Halloween has come and gone and with it came a flurry of crafting. I’m not a big fan of buying costumes, especially trademarked character cosutmes. Fortunately the Kid decided that he wanted to be a dinosaur for Halloween and I, being the dutiful mother, began researching. I found a very cool idea online for a papier mache dino head and costume. I had thought about it for a long time and plotted how I’d approach it but of course I left the actual production to the last minute.

I hadn’t worked with papier mache since I was a child but of course then I didn’t have to make the stuff. First I had to come up with a good papier mache glue and found an excellent, cheap recipe. Unfortunately I lost the link but I remember the recipe:

Papier Mache Paste

2 cups water
1/2 cup flour
2 Tbsp. sugar

Bring 1 cup water to a boil. Meanwhile combine 1/2 cup flour with remaining 1 cup water in a small bowl. When water comes to a boil, gradually add flour slurry and continue to stir.

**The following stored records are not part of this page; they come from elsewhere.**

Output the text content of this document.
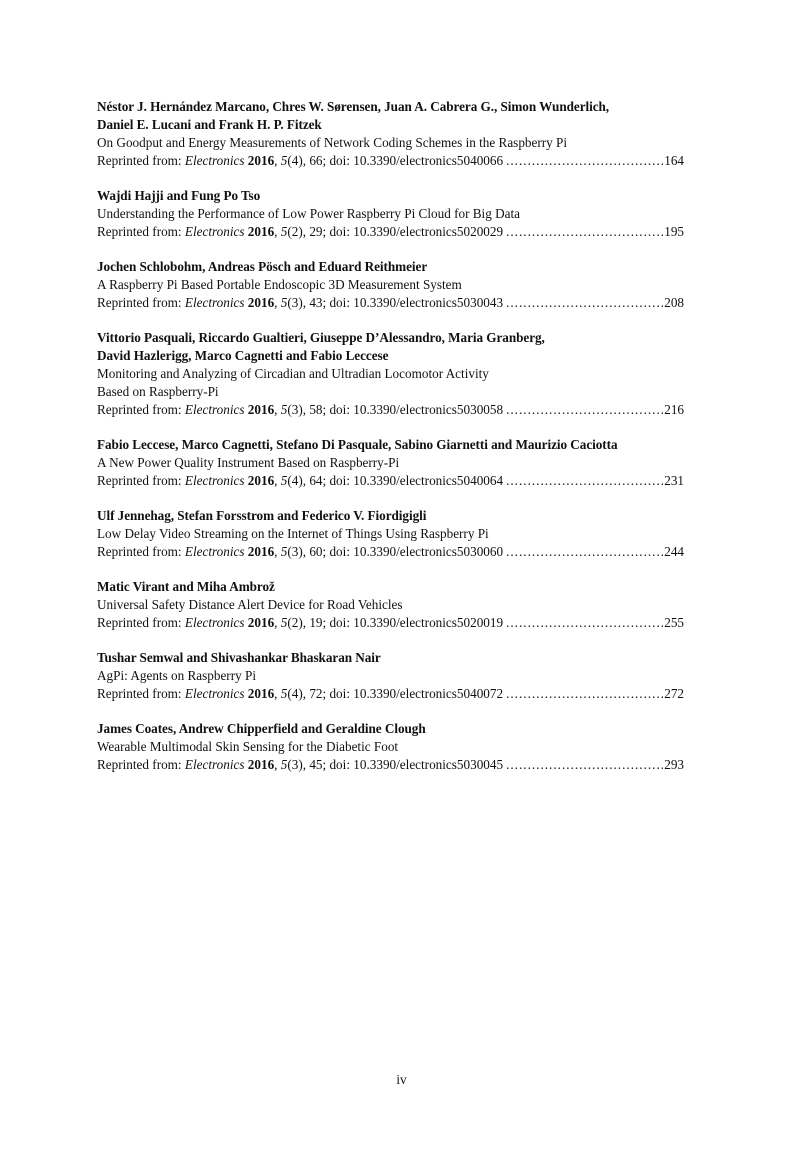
Néstor J. Hernández Marcano, Chres W. Sørensen, Juan A. Cabrera G., Simon Wunderlich,
Daniel E. Lucani and Frank H. P. Fitzek
On Goodput and Energy Measurements of Network Coding Schemes in the Raspberry Pi
Reprinted from:
Electronics
2016 , 5 (4), 66; doi: 10.3390/electronics5040066 .....	164
Wajdi Hajji and Fung Po Tso
Understanding the Performance of Low Power Raspberry Pi Cloud for Big Data
Reprinted from:
Electronics
2016 , 5 (2), 29; doi: 10.3390/electronics5020029 .....	195
Jochen Schlobohm, Andreas Pösch and Eduard Reithmeier
A Raspberry Pi Based Portable Endoscopic 3D Measurement System
Reprinted from:
Electronics
2016 , 5 (3), 43; doi: 10.3390/electronics5030043 .....	208
Vittorio Pasquali, Riccardo Gualtieri, Giuseppe D’Alessandro, Maria Granberg,
David Hazlerigg, Marco Cagnetti and Fabio Leccese
Monitoring and Analyzing of Circadian and Ultradian Locomotor Activity
Based on Raspberry-Pi
Reprinted from:
Electronics
2016 , 5 (3), 58; doi: 10.3390/electronics5030058 .....	216
Fabio Leccese, Marco Cagnetti, Stefano Di Pasquale, Sabino Giarnetti and Maurizio Caciotta
A New Power Quality Instrument Based on Raspberry-Pi
Reprinted from:
Electronics
2016 , 5 (4), 64; doi: 10.3390/electronics5040064 .....	231
Ulf Jennehag, Stefan Forsstrom and Federico V. Fiordigigli
Low Delay Video Streaming on the Internet of Things Using Raspberry Pi
Reprinted from:
Electronics
2016 , 5 (3), 60; doi: 10.3390/electronics5030060 .....	244
Matic Virant and Miha Ambrož
Universal Safety Distance Alert Device for Road Vehicles
Reprinted from:
Electronics
2016 , 5 (2), 19; doi: 10.3390/electronics5020019 .....	255
Tushar Semwal and Shivashankar Bhaskaran Nair
AgPi: Agents on Raspberry Pi
Reprinted from:
Electronics
2016 , 5 (4), 72; doi: 10.3390/electronics5040072 .....	272
James Coates, Andrew Chipperfield and Geraldine Clough
Wearable Multimodal Skin Sensing for the Diabetic Foot
Reprinted from:
Electronics
2016 , 5 (3), 45; doi: 10.3390/electronics5030045 .....	293
iv
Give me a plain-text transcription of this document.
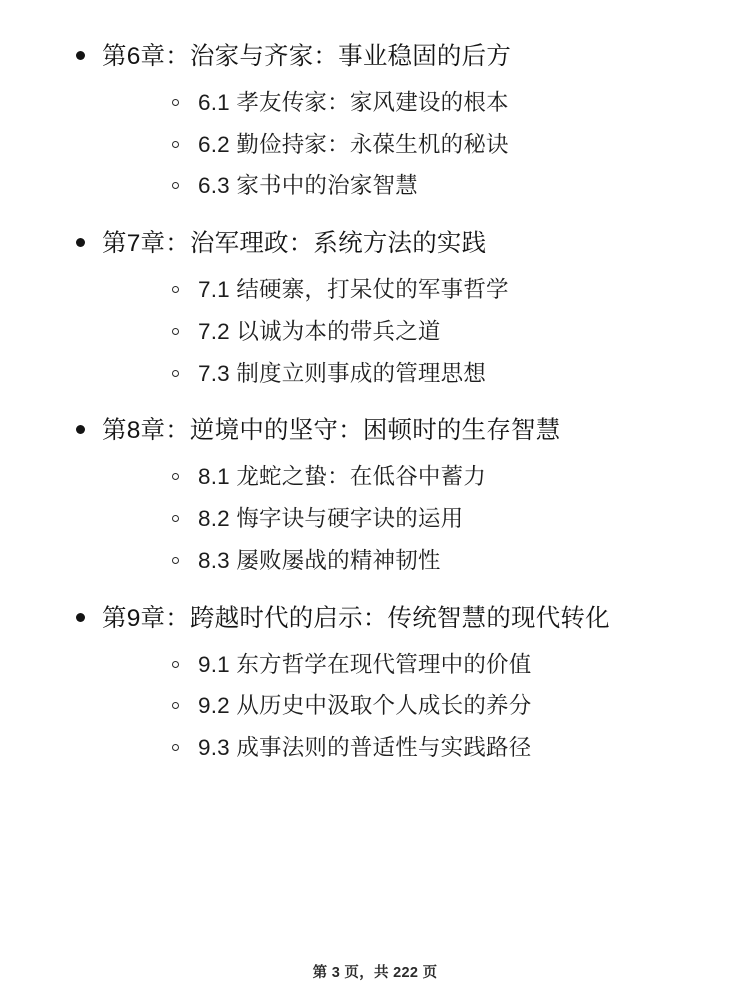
第6章：治家与齐家：事业稳固的后方

6.1 孝友传家：家风建设的根本

6.2 勤俭持家：永葆生机的秘诀

6.3 家书中的治家智慧

第7章：治军理政：系统方法的实践

7.1 结硬寨，打呆仗的军事哲学

7.2 以诚为本的带兵之道

7.3 制度立则事成的管理思想

第8章：逆境中的坚守：困顿时的生存智慧

8.1 龙蛇之蛰：在低谷中蓄力

8.2 悔字诀与硬字诀的运用

8.3 屡败屡战的精神韧性

第9章：跨越时代的启示：传统智慧的现代转化

9.1 东方哲学在现代管理中的价值

9.2 从历史中汲取个人成长的养分

9.3 成事法则的普适性与实践路径

第 3 页，共 222 页
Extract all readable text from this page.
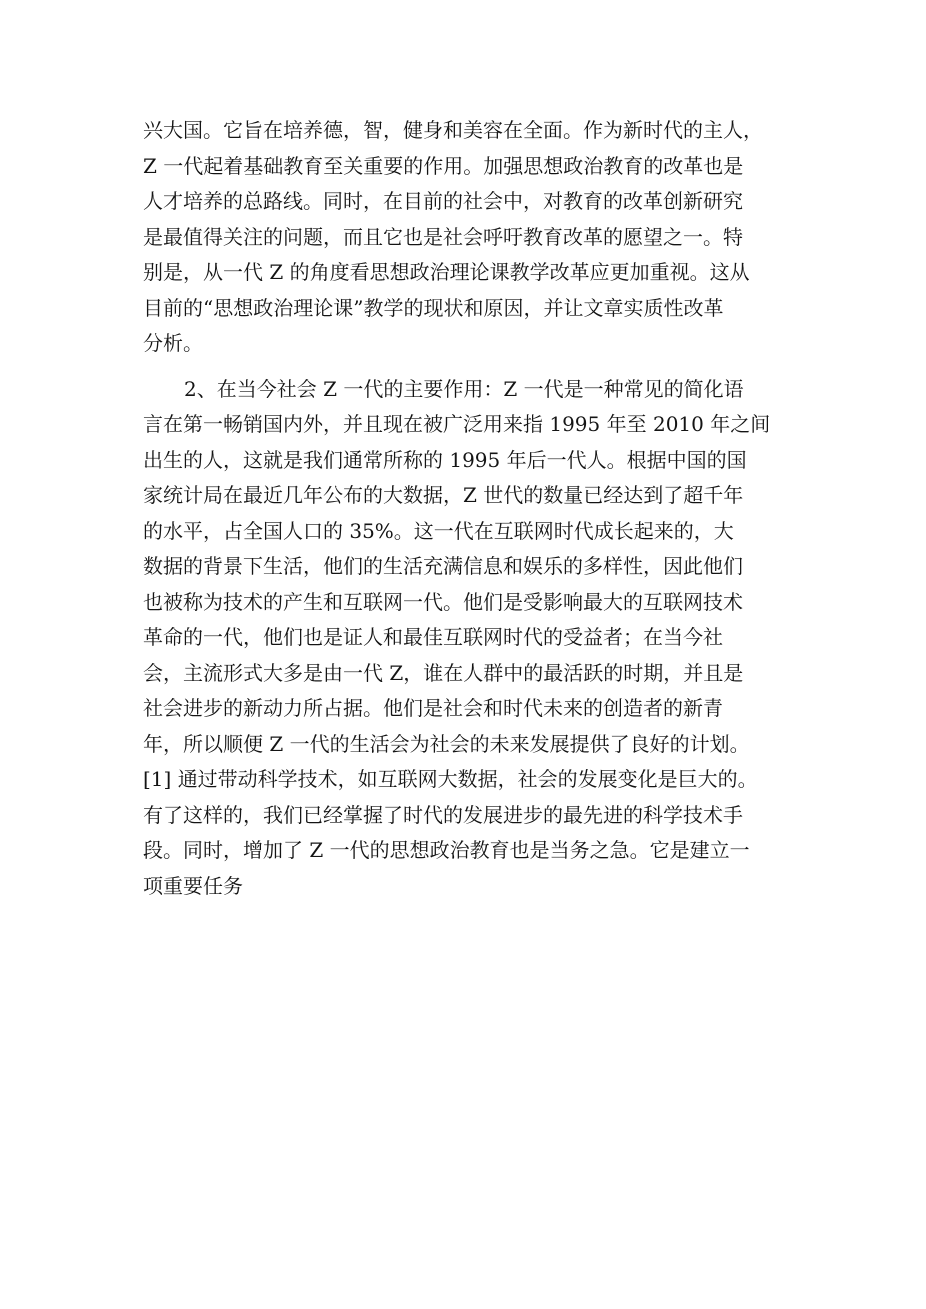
兴大国。它旨在培养德，智，健身和美容在全面。作为新时代的主人，
Z 一代起着基础教育至关重要的作用。加强思想政治教育的改革也是
人才培养的总路线。同时，在目前的社会中，对教育的改革创新研究
是最值得关注的问题，而且它也是社会呼吁教育改革的愿望之一。特
别是，从一代 Z 的角度看思想政治理论课教学改革应更加重视。这从
目前的“思想政治理论课”教学的现状和原因，并让文章实质性改革
分析。
2、在当今社会 Z 一代的主要作用：Z 一代是一种常见的简化语
言在第一畅销国内外，并且现在被广泛用来指 1995 年至 2010 年之间
出生的人，这就是我们通常所称的 1995 年后一代人。根据中国的国
家统计局在最近几年公布的大数据，Z 世代的数量已经达到了超千年
的水平，占全国人口的 35%。这一代在互联网时代成长起来的，大
数据的背景下生活，他们的生活充满信息和娱乐的多样性，因此他们
也被称为技术的产生和互联网一代。他们是受影响最大的互联网技术
革命的一代，他们也是证人和最佳互联网时代的受益者；在当今社
会，主流形式大多是由一代 Z，谁在人群中的最活跃的时期，并且是
社会进步的新动力所占据。他们是社会和时代未来的创造者的新青
年，所以顺便 Z 一代的生活会为社会的未来发展提供了良好的计划。
[1] 通过带动科学技术，如互联网大数据，社会的发展变化是巨大的。
有了这样的，我们已经掌握了时代的发展进步的最先进的科学技术手
段。同时，增加了 Z 一代的思想政治教育也是当务之急。它是建立一
项重要任务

Bring mixture to a boil and take off heat. Add sugar. Let cool before using.

The mixture stores well in the fridge. Just warm up a bit in the microwave oven and stir well. It dries overnight, is non-toxic and is odourless.

I shaped the dino head using light cardboard and masking tape over a firefighter helmet then shaped and detailed with 3 layers of papier mache, letting each layer dry thoroughly before adding another. When it was dry, I painted with a few coats of acrylic craft paint and sprayed with satin finish shellac.

It was loads of fun to make, cheap (nearly free!) and it’s something the Kid will play with for a while.

Cooking up a storm

Yikes! It’s been almost a month since my last post and I’m feeling guilty for not posting. The thing is that I’ve been ever-so-busy with making stuff that by the end of the day I don’t have the energy to post. And at work, I’ve been having to do a lot of writing for the web so I’m all out of words on most days too.

I’m finding I have lots of time to cook now that the Kid is out of the house for 2 1/2 hour chunks both morning and afternoon. I’m also finding that I really do have to prep and cook ahead of time as the Kid brings a snack to his morning program and some days I have to have a prepared lunch for him and a couple of times each week one of his buddies comes over for lunch before they both head to their afternoon class.

So it all means that I have to spend time preparing foods and baking that I can use later or supplement later.

Some recent make aheads: brown and serve buns, homemade crackers, broth (yay for turkey carcasses!), bagels, Japanese seasoned ground meat, homemade ravioli, bread, muffins, cream of mushroom soup.

Here are a few shots:

Dumpling Day

Homemade dumplings are a staple at our house. We pan fry them like potstickers or boil them for a quick meal or snack.

It’s always rewarding to make trays of dumplings to freeze and enjoy later but I find the most rewarding part of dumpling making is spending time talking and creating with the Kid.

Dumpling day is a bit of a ritual for us. I make the filling (finely chopped cabbage, lots of minced ginger, green onions or Chinese chives,  ground pork) and the Kid and I sit and wrap. The Kid is surprisingly helpful: he takes each wrapper and uses his fingers to paint water on the edges and hands them to me for filling. The beautiful part of the whole exercise is that we sit and talk. And talk and talk and talk.

Bonding with a child through food. It’s this mom’s dream come true.